Most smart women know that most smart men would weep and beat their breasts by the time Fish Stick and Ore*Ida Time rolled around if they had to 'do it all' and still appear to be holding on tightly to threads of sanity. If you haven't picked up on it before, I'm quite under the impression that women are superior to men in almost every way. And I'm not being cheeky or cute. Women get the thankless hair-pulling task of carrying, delivering, feeding, bathing, clothing, medicating, educating and loving children because men simply could not handle it all. The blow to their ego would be too great.
When I'm comparing myself to my picture perfect spouse, I remember that if he had to keep track of all of Sabra's daily medications and remember all of Moira's phobias while doing art projects and playing dolls and finding more efficient ways of lunch packing AND going to a meaningless paid job, he too would be reduced to a frizzy haired harpy that cries when Steve from Blue's Clues gets to go to college.
The sticker chart and the email that says I should make 350,000 per year aren't doing it for me. No amount of money IN THE WORLD makes it worth my while to squeeze a teaspoon of self-worth from the dry rock of home maintenance, especially when the rock is now the size of a volcano.

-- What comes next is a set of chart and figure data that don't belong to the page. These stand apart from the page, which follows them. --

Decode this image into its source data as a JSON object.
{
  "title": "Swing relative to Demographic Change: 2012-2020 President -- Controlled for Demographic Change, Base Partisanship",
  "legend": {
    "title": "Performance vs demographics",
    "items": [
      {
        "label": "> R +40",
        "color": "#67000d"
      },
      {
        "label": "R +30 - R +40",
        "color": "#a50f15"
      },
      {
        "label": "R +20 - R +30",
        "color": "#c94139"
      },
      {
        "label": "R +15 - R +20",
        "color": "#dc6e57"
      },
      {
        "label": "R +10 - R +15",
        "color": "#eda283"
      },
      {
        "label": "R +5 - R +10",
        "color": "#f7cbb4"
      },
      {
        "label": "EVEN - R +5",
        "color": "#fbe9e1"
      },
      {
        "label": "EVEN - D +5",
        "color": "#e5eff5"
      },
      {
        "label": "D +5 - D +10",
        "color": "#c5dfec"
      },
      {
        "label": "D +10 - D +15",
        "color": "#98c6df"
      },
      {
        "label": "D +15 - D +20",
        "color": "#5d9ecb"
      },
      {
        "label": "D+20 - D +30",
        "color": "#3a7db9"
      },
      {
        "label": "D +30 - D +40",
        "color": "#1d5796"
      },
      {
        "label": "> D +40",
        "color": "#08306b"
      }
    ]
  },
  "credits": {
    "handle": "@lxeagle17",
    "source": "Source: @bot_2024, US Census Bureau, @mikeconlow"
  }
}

In short, the sticker chart doesn't work. Not for me, anyways. I'll still (try to) remember to get Moira a cute little chart with bubble letters that say 'do your best!' and applaud her faithfulness in picking up her toys. But her chart only has a few lines to fill. If I made her list, like mine, run multiple pages with cross references to Austin's schedule and the paycheck schedule and the sales on pudding cups at Target, I think she would become glassy-eyed and start gnawing at her cuticles.
Instead of gold foil stars, give me gold foil wrapped chocolates. I'll eat them instead of my cuticles and try to be at peace with the chaotic home in which I reside. And if I can one day laugh at the sock pile, I'll just cross that off my mental chart of Things That Annoy The Hell Out Of Me.

2 comments:

Steph said...

amen!

and you can get the gold stars at walmart, target, michaels... probably even the dollar store:)

Unknown said...

We tried the sticker chart. I either forgot to have them put stickers on OR just plain ran out of time to walk the child through the chores listed on the chart. I think they will survive w/o the dang chart.